Quel horrible serrement de cœur, lorsqu’il lui fallut montrer l’œuvre du faussaire, la lettre de Saint-Remy, lorsqu’elle annonça à son mari qu’elle attendait un de ses neveux, un tout jeune homme, très-riche !
Et quel supplice, le soir où elle présenta Raoul à tous les siens.
C’est d’ailleurs le sourire aux lèvres, que le banquier accueillit ce neveu dont il n’avait jamais entendu parler, et qu’il lui tendit sa main loyale.
— Parbleu ! lui avait-il dit, quand on est jeune et riche, on doit préférer Paris à Saint-Remy.
Au moins Raoul prit-il à tâche de se montrer digne de cet accueil cordial. Si l’éducation première, cette éducation que la famille seule peut donner, lui faisait défaut, il était impossible de s’en apercevoir. Avec un tact bien supérieur à son âge, il sut assez démêler les caractères de tous les gens qui l’entouraient pour plaire à chacun d’eux.

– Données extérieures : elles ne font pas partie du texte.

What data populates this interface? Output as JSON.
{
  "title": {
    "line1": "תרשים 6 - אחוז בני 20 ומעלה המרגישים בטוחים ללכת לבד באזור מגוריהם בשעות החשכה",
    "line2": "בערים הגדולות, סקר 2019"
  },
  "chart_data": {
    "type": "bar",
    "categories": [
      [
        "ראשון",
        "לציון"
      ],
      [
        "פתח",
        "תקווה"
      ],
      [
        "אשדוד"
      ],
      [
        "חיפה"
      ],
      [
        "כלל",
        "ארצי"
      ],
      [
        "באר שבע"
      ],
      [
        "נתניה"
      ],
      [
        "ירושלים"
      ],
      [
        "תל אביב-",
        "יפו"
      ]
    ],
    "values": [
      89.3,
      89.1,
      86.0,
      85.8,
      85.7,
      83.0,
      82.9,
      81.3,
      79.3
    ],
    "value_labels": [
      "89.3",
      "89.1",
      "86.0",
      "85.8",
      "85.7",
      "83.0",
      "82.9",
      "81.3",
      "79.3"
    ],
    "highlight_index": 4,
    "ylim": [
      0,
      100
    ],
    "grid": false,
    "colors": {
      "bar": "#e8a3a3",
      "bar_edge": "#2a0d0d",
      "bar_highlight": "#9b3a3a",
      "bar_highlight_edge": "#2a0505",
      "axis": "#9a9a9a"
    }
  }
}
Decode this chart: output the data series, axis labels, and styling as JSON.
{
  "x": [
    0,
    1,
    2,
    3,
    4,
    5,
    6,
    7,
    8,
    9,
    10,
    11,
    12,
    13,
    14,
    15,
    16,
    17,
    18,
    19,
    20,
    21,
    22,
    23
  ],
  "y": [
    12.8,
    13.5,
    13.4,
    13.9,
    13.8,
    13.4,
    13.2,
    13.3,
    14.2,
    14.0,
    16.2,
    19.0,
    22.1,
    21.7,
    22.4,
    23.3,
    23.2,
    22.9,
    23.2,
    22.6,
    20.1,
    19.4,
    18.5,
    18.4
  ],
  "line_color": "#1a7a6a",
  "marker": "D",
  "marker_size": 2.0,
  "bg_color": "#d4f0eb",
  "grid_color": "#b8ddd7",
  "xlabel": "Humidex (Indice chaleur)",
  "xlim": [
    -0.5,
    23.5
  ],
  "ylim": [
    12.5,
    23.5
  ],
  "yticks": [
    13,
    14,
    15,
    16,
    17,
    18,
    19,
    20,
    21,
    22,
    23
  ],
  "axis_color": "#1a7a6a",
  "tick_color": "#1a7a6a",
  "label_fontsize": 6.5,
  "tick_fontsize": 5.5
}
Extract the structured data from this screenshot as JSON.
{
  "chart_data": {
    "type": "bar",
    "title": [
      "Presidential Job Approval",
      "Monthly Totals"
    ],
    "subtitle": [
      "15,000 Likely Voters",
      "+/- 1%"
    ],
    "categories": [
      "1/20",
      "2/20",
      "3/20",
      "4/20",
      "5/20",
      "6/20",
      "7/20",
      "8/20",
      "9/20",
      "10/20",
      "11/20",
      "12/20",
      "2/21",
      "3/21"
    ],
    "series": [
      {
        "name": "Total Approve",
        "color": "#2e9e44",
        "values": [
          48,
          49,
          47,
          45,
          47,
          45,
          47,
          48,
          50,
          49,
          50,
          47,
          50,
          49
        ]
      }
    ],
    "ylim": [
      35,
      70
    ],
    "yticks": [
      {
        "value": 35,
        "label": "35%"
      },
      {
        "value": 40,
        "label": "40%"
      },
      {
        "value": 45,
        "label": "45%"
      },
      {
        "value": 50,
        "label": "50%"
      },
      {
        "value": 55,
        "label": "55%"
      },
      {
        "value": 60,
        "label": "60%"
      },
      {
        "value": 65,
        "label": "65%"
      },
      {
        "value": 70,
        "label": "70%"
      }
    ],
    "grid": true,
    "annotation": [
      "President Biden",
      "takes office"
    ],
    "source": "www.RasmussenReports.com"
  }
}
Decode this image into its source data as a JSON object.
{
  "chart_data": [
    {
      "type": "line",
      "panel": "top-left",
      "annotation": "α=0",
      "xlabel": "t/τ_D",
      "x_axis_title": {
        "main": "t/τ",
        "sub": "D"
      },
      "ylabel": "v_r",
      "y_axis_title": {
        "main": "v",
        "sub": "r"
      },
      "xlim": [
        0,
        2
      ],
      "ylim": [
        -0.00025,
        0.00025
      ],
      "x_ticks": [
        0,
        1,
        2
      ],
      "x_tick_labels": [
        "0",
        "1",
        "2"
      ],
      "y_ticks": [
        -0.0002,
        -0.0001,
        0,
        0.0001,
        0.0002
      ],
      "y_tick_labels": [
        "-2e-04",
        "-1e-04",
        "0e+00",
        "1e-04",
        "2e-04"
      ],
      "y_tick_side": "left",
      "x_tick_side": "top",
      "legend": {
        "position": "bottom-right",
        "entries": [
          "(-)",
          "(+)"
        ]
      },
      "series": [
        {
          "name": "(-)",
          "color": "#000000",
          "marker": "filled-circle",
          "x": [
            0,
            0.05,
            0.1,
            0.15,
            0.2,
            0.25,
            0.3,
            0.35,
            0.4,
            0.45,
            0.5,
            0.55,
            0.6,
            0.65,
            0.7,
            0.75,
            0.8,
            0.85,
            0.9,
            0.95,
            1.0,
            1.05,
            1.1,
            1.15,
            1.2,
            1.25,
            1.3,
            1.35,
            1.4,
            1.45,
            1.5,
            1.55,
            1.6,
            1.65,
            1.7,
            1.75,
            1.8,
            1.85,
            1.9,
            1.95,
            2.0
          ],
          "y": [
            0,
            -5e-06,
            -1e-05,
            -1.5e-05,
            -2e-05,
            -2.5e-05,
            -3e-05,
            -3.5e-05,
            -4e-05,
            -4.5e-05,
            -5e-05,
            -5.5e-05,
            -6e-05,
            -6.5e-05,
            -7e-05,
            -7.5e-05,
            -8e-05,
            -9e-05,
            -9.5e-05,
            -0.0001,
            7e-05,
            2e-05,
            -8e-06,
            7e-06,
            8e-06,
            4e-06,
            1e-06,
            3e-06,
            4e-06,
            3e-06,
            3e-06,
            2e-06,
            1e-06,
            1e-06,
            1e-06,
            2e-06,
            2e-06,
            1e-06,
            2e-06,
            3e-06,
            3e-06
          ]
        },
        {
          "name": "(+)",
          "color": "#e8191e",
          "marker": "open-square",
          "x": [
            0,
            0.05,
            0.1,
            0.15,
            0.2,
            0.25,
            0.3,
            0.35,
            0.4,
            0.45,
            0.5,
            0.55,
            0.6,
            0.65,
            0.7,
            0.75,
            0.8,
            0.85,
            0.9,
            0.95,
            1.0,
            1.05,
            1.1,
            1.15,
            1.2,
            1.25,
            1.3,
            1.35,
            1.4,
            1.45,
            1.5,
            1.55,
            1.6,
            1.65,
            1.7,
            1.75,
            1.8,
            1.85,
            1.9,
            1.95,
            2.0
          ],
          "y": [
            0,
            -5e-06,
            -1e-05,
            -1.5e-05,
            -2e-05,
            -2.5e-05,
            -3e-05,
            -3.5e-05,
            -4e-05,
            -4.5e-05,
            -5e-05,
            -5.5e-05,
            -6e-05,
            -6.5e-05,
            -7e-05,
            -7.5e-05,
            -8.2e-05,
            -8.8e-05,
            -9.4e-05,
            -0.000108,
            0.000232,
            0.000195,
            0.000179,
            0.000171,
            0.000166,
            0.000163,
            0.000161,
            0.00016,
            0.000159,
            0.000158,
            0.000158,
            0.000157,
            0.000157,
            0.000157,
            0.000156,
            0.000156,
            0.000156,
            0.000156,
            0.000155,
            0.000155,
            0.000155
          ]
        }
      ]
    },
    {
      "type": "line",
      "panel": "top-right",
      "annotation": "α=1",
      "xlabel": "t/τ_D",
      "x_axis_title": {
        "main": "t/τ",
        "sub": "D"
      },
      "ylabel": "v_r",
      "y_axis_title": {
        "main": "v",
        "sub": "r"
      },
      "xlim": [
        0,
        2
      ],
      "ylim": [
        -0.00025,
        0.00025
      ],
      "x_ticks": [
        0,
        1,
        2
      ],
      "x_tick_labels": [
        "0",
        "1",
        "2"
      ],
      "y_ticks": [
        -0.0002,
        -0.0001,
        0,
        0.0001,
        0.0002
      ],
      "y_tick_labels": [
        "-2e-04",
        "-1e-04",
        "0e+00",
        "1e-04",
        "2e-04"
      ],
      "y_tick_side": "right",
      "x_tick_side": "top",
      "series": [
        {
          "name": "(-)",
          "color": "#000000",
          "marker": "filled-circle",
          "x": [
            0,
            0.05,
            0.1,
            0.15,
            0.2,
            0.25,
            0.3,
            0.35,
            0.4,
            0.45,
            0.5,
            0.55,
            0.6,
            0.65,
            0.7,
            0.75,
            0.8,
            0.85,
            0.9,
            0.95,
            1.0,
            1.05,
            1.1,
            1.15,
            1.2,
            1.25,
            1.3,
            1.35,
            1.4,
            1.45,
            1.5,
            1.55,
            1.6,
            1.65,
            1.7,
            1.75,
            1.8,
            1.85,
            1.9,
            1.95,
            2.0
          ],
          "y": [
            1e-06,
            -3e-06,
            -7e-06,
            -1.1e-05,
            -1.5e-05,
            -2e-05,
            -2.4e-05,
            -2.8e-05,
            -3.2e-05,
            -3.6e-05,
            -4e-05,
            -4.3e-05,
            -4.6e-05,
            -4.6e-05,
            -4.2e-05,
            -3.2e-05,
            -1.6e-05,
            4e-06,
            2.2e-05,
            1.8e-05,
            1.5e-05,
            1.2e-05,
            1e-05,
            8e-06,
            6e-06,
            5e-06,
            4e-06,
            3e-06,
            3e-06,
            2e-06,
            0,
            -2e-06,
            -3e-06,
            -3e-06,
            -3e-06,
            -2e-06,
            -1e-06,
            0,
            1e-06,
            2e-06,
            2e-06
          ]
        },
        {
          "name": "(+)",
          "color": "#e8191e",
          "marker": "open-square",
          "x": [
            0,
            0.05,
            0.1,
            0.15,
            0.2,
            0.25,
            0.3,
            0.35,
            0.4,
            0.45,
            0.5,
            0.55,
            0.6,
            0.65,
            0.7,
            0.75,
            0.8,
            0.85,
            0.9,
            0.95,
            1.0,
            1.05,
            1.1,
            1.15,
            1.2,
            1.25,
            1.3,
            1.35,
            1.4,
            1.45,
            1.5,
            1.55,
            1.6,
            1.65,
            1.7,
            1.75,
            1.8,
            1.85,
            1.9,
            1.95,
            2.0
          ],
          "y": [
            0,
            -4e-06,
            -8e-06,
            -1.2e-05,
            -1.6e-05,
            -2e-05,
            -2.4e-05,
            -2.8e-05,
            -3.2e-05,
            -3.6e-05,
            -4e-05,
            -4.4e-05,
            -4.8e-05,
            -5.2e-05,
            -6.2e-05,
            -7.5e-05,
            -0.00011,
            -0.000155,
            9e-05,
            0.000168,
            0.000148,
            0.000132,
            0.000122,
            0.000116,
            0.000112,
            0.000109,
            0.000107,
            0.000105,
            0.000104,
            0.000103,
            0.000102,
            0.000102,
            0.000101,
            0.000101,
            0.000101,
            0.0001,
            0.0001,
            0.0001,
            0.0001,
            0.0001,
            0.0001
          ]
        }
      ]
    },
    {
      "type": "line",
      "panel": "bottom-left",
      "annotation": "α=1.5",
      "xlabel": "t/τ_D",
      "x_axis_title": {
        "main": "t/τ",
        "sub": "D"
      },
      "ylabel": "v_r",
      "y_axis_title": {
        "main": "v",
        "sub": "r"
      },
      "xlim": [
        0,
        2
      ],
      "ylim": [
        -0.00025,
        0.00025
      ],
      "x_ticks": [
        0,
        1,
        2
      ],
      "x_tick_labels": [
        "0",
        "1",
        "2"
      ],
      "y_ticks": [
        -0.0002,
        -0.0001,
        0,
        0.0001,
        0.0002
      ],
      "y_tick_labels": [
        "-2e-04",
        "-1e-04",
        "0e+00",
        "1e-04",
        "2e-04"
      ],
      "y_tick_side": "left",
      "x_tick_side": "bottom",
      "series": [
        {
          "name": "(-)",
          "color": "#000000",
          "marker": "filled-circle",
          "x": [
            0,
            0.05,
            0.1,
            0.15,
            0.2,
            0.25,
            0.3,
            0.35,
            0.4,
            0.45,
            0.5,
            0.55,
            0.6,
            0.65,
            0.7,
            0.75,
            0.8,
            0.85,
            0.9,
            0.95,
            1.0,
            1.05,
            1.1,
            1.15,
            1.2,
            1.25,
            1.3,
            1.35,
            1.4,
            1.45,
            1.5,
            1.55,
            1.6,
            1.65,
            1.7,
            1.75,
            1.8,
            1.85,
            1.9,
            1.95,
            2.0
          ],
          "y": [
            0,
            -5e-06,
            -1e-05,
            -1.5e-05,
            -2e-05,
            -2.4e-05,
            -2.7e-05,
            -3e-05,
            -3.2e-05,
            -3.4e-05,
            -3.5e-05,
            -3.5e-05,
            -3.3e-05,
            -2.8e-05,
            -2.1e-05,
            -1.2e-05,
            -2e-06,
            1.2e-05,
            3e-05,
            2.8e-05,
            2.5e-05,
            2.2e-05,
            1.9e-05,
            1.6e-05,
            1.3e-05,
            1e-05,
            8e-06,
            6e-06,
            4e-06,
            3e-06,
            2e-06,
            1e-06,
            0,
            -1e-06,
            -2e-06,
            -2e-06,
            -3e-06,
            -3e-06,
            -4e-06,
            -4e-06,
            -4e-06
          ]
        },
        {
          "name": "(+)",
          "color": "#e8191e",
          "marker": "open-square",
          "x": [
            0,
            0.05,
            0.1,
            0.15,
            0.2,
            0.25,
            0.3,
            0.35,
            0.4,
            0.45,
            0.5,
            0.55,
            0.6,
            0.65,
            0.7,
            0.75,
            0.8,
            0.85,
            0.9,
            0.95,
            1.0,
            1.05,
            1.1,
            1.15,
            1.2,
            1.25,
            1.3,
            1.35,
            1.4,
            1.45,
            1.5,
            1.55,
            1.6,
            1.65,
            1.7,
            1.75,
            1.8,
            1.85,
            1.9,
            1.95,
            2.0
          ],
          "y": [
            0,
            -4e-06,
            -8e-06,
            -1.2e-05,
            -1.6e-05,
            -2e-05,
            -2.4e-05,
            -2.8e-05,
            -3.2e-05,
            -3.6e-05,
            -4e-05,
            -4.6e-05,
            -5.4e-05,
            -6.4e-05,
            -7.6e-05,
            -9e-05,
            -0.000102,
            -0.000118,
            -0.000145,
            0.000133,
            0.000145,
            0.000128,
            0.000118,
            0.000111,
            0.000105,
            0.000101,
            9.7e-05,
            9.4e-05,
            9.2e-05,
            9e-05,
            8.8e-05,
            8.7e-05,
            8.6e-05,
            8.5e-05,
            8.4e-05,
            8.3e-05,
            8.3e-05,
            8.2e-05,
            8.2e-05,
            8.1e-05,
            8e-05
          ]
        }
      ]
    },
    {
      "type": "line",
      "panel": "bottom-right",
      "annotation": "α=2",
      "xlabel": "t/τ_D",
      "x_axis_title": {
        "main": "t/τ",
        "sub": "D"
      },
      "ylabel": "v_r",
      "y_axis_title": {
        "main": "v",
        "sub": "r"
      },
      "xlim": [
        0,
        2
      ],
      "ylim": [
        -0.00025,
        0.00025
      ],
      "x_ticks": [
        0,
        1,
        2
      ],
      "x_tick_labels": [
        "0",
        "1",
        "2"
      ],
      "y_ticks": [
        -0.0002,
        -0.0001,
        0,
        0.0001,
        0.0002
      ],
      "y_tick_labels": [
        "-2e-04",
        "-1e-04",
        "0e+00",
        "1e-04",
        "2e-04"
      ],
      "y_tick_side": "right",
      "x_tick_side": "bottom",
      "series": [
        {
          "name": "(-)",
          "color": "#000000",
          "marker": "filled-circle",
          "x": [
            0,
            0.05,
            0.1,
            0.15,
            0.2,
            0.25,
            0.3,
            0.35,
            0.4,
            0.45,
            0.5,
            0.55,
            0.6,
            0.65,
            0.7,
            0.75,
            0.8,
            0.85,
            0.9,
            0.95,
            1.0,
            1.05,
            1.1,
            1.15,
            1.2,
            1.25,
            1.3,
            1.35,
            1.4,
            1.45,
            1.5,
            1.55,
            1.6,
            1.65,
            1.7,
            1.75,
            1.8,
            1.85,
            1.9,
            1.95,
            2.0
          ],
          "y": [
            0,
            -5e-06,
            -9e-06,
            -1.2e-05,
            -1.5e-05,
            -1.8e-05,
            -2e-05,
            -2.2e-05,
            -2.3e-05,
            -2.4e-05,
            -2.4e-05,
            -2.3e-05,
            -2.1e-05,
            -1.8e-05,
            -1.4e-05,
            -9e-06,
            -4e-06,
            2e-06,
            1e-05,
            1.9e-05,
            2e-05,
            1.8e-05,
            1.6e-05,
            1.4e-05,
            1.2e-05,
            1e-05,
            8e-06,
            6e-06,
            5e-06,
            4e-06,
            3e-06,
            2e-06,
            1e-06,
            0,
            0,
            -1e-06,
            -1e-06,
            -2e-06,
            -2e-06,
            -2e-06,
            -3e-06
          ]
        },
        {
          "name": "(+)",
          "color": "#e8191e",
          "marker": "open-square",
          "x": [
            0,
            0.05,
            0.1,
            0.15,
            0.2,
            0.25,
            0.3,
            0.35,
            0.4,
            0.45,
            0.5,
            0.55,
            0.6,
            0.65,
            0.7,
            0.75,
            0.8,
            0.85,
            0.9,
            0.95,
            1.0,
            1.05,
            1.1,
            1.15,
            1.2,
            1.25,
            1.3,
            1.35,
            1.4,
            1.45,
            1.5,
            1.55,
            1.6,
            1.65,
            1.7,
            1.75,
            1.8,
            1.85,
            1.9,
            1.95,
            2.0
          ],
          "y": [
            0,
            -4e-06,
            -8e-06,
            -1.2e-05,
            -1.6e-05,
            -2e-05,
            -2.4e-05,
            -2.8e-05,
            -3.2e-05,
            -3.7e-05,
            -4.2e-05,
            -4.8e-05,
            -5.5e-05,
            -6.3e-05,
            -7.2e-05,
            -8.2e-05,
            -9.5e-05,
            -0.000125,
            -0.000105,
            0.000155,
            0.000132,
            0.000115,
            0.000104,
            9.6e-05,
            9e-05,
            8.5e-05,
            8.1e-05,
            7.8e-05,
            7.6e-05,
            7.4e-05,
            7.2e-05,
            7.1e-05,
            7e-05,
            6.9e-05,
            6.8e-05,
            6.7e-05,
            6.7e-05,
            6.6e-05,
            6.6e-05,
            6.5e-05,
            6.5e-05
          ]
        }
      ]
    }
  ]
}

Il n’était pas arrivé depuis huit jours qu’il avait su capter les très-bonnes grâces de M. Fauvel, qu’il s’était concilié Abel et Lucien, et qu’il avait absolument séduit Prosper Bertomy, le caissier de la maison, qui passait alors toutes ses soirées chez son patron.
Forcée de rendre justice à l’habileté de Raoul, retrouvant un calme relatif après les plus désolantes appréhensions, Mme Fauvel s’applaudissait presque d’avoir obéi au marquis et se reprenait à espérer.
Hélas ! elle se réjouissait trop tôt.
Depuis que Raoul, grâce aux relations de ses cousins, se trouvait lancé dans un monde de jeunes gens riches, loin de se réformer, il menait une vie de plus en plus dissipée. Il jouait, il soupait ; il se montrait aux courses, et l’argent, entre ses mains prodigues, glissait comme du sable.
Cet étourdi, d’une délicatesse susceptible jusqu’au ridicule, dans les commencements, qui ne voulait de sa mère qu’un peu d’affection, ne cessait maintenant de la harceler d’incessantes demandes.